# Transmisor y receptor RF



## pikii (Mar 19, 2010)

hola a todos!
estoy tratando de hacer un contro RF.. antes para esto usaba unos modulos RF, los cuales eran muy faciles d montar, pero ya no los consigo x ningun lado y estoy buscando la forma de hacer un control lo mas sencillo posible..
En cuanto al circuito transmisor, el otro dia encontre uno d esos controles d alarmas d autos el cual tiene un ht12e (q es el mismo encoder q usaba para codificar los datos junto con los modulos) algunas resistencias, capacitores, diodos, y un transistor y una bobina ajustable..eso es todo el control, parece sencillo.. pero en cuanto al receptor no se como hacerlo, alguien me podria guiar masomenos a armarlo?  

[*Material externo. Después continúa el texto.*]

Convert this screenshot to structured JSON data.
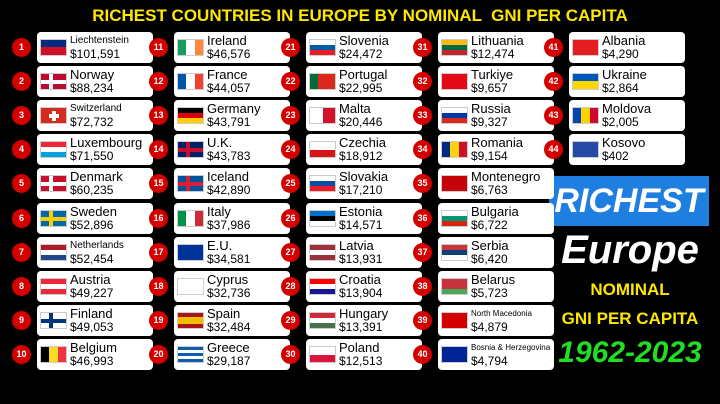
{
  "title": "RICHEST COUNTRIES IN EUROPE BY NOMINAL  GNI PER CAPITA",
  "entries": [
    {
      "rank": 1,
      "country": "Liechtenstein",
      "value": "$101,591"
    },
    {
      "rank": 2,
      "country": "Norway",
      "value": "$88,234"
    },
    {
      "rank": 3,
      "country": "Switzerland",
      "value": "$72,732"
    },
    {
      "rank": 4,
      "country": "Luxembourg",
      "value": "$71,550"
    },
    {
      "rank": 5,
      "country": "Denmark",
      "value": "$60,235"
    },
    {
      "rank": 6,
      "country": "Sweden",
      "value": "$52,896"
    },
    {
      "rank": 7,
      "country": "Netherlands",
      "value": "$52,454"
    },
    {
      "rank": 8,
      "country": "Austria",
      "value": "$49,227"
    },
    {
      "rank": 9,
      "country": "Finland",
      "value": "$49,053"
    },
    {
      "rank": 10,
      "country": "Belgium",
      "value": "$46,993"
    },
    {
      "rank": 11,
      "country": "Ireland",
      "value": "$46,576"
    },
    {
      "rank": 12,
      "country": "France",
      "value": "$44,057"
    },
    {
      "rank": 13,
      "country": "Germany",
      "value": "$43,791"
    },
    {
      "rank": 14,
      "country": "U.K.",
      "value": "$43,783"
    },
    {
      "rank": 15,
      "country": "Iceland",
      "value": "$42,890"
    },
    {
      "rank": 16,
      "country": "Italy",
      "value": "$37,986"
    },
    {
      "rank": 17,
      "country": "E.U.",
      "value": "$34,581"
    },
    {
      "rank": 18,
      "country": "Cyprus",
      "value": "$32,736"
    },
    {
      "rank": 19,
      "country": "Spain",
      "value": "$32,484"
    },
    {
      "rank": 20,
      "country": "Greece",
      "value": "$29,187"
    },
    {
      "rank": 21,
      "country": "Slovenia",
      "value": "$24,472"
    },
    {
      "rank": 22,
      "country": "Portugal",
      "value": "$22,995"
    },
    {
      "rank": 23,
      "country": "Malta",
      "value": "$20,446"
    },
    {
      "rank": 24,
      "country": "Czechia",
      "value": "$18,912"
    },
    {
      "rank": 25,
      "country": "Slovakia",
      "value": "$17,210"
    },
    {
      "rank": 26,
      "country": "Estonia",
      "value": "$14,571"
    },
    {
      "rank": 27,
      "country": "Latvia",
      "value": "$13,931"
    },
    {
      "rank": 28,
      "country": "Croatia",
      "value": "$13,904"
    },
    {
      "rank": 29,
      "country": "Hungary",
      "value": "$13,391"
    },
    {
      "rank": 30,
      "country": "Poland",
      "value": "$12,513"
    },
    {
      "rank": 31,
      "country": "Lithuania",
      "value": "$12,474"
    },
    {
      "rank": 32,
      "country": "Turkiye",
      "value": "$9,657"
    },
    {
      "rank": 33,
      "country": "Russia",
      "value": "$9,327"
    },
    {
      "rank": 34,
      "country": "Romania",
      "value": "$9,154"
    },
    {
      "rank": 35,
      "country": "Montenegro",
      "value": "$6,763"
    },
    {
      "rank": 36,
      "country": "Bulgaria",
      "value": "$6,722"
    },
    {
      "rank": 37,
      "country": "Serbia",
      "value": "$6,420"
    },
    {
      "rank": 38,
      "country": "Belarus",
      "value": "$5,723"
    },
    {
      "rank": 39,
      "country": "North Macedonia",
      "value": "$4,879"
    },
    {
      "rank": 40,
      "country": "Bosnia & Herzegovina",
      "value": "$4,794"
    },
    {
      "rank": 41,
      "country": "Albania",
      "value": "$4,290"
    },
    {
      "rank": 42,
      "country": "Ukraine",
      "value": "$2,864"
    },
    {
      "rank": 43,
      "country": "Moldova",
      "value": "$2,005"
    },
    {
      "rank": 44,
      "country": "Kosovo",
      "value": "$402"
    }
  ],
  "panel": {
    "line1": "RICHEST",
    "line2": "Europe",
    "line3": "NOMINAL",
    "line4": "GNI PER CAPITA",
    "line5": "1962-2023"
  }
}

espero haberme explicado bien!.. si ya existe un tema parecido avisen, yo no lo pude encontra..


----------



## tecnogirl (Mar 20, 2010)

A ver si esto te dá alguna idea:
http://mx.answers.yahoo.com/question/index?qid=20080303080721AAniriB
Saludos.


----------



## pikii (Mar 20, 2010)

gracias x responder tecnogirl.. yo se como funcionan los ht12e y ht12d.. lo que busco es comunicarlos por radiofrecuencia..como dije antes, yo usaba unos modulos de rf, pero ahora ya no los consigo..


----------